With very few exceptions, no. Law professors at USA law schools, writing all sorts of long articles full of legal jargon on the supposed issues of the American legal system, and even supposedly doing very 'radical' viewpoints, generally stay away from the topic of legal corruption and misconduct. Like everybody else in the USA legal system, professors at USA law schools are afraid of speaking the truth about American corruption and bribery.
They are afraid of being sued and put on trial before judges taking bribes, they are afraid of being slandered by corporate media and biased internet search results, they are afraid of being murdered by Deep State criminals.
These professors have various kinds of 'scholarly' excuses - they might tell you that, as professors, they are focusing on 'technical' issues in the law, as it is found in the decisions of judges. It's nearly always 'not my professional specialty'. They will tell you that issues of simple corruption and bribery, are not 'intellectually interesting', or that they have no way of investigating such complaints, given that complaints about judges and lawyers are held fairly secret in the files of USA courthouses and Bar ethics review boards.
They will pretend there is nothing 'intellectually interesting' even about lawyers stripped of their right to practice law, right in the home state of the law school where they are teaching.
But the reality is that most every USA law school and university, like most everything else in America, is basically a business trying to raise money and maintain its funding. Big money for the universities, aside from tuition fees, comes from donations from the big corporations and wealthy donors, and grant funding from the American government, which is itself a servant of those big corporations.

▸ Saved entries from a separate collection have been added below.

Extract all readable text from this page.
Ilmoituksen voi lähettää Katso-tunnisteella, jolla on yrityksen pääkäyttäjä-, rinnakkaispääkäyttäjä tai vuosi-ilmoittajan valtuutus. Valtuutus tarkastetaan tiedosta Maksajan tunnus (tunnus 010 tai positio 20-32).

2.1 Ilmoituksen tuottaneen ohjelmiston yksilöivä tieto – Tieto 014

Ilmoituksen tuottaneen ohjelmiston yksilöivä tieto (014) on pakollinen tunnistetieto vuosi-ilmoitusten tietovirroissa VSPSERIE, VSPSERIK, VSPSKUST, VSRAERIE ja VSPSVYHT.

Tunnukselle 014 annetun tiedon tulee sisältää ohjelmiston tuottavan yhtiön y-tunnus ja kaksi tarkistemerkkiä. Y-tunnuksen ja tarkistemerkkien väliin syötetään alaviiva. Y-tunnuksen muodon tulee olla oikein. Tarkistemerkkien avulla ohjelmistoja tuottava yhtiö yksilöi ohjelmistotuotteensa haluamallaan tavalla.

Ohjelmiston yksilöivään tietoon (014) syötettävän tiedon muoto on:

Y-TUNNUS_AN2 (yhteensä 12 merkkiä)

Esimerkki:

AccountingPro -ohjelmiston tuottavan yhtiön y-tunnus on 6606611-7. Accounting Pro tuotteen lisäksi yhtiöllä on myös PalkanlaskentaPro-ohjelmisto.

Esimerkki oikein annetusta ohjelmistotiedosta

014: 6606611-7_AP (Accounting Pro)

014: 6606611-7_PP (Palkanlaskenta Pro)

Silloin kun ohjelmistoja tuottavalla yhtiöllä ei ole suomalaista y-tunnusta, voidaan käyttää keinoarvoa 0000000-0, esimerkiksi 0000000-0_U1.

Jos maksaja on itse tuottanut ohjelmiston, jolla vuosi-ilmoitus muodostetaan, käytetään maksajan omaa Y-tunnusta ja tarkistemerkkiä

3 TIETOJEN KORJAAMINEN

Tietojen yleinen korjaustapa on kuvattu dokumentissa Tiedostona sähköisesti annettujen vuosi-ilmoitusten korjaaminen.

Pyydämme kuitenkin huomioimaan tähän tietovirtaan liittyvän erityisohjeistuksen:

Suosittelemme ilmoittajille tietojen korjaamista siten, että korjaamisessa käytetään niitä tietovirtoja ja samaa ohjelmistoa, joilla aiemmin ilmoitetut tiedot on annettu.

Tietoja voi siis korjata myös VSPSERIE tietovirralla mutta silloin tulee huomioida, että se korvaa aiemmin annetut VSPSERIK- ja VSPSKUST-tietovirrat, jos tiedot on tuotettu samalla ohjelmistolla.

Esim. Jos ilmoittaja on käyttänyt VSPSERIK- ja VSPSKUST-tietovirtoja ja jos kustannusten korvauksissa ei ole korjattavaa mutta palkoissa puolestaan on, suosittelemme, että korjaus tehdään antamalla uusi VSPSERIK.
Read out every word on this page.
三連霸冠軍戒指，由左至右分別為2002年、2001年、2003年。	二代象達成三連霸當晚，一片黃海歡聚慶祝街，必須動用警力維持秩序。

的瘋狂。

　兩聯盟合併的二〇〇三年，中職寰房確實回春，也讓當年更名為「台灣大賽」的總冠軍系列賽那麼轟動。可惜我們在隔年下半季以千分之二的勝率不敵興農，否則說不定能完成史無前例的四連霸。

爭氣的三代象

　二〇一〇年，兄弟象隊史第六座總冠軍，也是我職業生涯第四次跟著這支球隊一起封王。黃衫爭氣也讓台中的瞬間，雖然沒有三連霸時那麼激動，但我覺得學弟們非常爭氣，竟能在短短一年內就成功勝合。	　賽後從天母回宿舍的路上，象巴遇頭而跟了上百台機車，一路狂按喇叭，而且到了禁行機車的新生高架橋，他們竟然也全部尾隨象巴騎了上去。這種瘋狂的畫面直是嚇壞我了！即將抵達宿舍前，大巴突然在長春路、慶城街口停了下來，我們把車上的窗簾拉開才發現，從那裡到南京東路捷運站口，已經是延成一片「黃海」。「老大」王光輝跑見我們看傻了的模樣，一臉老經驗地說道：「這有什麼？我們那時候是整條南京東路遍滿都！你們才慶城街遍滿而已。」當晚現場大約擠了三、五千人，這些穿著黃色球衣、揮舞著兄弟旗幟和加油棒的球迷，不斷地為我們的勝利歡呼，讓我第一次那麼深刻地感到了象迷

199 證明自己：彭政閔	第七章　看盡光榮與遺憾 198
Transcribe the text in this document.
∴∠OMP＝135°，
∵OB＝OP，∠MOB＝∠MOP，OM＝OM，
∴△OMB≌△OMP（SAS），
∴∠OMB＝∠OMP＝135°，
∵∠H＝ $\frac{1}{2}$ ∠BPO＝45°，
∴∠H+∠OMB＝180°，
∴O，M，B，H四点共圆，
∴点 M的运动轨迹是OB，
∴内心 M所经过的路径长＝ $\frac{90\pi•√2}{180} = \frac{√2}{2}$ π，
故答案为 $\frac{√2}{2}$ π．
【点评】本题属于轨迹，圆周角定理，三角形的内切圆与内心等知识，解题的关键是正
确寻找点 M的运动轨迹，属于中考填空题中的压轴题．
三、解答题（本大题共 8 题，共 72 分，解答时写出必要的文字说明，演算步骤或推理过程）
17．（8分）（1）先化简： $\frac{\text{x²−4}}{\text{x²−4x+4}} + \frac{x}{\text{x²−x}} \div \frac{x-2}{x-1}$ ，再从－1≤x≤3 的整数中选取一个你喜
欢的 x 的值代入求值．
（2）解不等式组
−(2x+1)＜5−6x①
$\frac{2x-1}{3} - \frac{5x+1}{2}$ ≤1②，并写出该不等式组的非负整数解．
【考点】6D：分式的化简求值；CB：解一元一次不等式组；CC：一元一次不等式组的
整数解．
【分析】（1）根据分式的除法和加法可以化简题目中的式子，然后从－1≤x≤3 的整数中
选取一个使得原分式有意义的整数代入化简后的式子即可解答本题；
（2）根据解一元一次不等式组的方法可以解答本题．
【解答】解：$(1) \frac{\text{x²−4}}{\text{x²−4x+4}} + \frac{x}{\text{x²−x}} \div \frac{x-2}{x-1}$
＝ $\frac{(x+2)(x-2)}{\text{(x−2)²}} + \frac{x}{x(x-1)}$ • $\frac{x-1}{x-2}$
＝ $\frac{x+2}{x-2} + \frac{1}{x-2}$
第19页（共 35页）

The law professors are afraid of revenge, too, just like lawyers and people in the media. If they speak out against corruption, they can get sued, and their university can get sued, and start losing money from the government and the big donations from business people. And the particular law instructors might lose their jobs.
Law professors, graduates of law schools and sometimes practicing lawyers for a while, essentially understand that law is a field attracting a high proportion of USA psychopathic and sociopathic personalities. Lawyers are often people who love power, people who love to destroy and deceive and ruin other people. It is a profession full of scamming and fraud, with 'money for nothing', hundreds of dollars billed per hour just for the lawyer sipping coffee, and teaching himself what are the applicable statutes and precedents according to the legal databases.
Law professors instinctively understand that many of their students are psychopaths, and law professors too are sometimes psychopaths as well, seeing themselves as the 'high priests' of the 'words of power' which make up the 'legal game'.
Students of law schools often graduate to become highly-paid lawyers directly involved in legal corruption, scamming clients and sabotaging justice. Often, crooked judges themselves teach part-time on a law school faculty. The law professors are closely connected to the culture of bribery and corruption, even though they won't admit it. Many law professors get rich on the side, earning big money by using their prestige as a 'law professor' and earning big fees, or bribes to publish 'legal articles' hiding the crimes of courts and their lawyer brothers and sisters. Law professors outright sell their names, and the names of their universities, to be used for criminal projects by crooked lawyers and judges, and also to aid in lies being spread by intelligence agencies.
Yes, law professors will sometimes be chasing after publicity on some big case that is already in the news. Lawyers and law professors love to be involved in big famous cases, and have some brief moments of fame in the media.
But law professors almost always stay away from the millions of poor little victims of the law, who are getting their lives destroyed by crooked lawyers and judges. Law professors fear getting themselves in trouble if they rock the boat and try to expose the culture of bribery and court fraud, so they stay away from it. Like practicing lawyers, they won't risk their careers to help poor victims, whom they feel they won't be able to help anyway, because everything is stacked against the victim.
Even amidst the massive 'anti-racism' media framing going on today, law professors are shying away from some of the worst racist crimes of all - the railroading of innocent minorities, getting put in jail and even put to death, by a USA legal system that is corrupt from top to bottom.
So, for a legal system victim, it's the same kind of response all over again. Seeking help from law professors, is usually another dead end, another brick wall, as you look for help to fight USA legal and judicial corruption.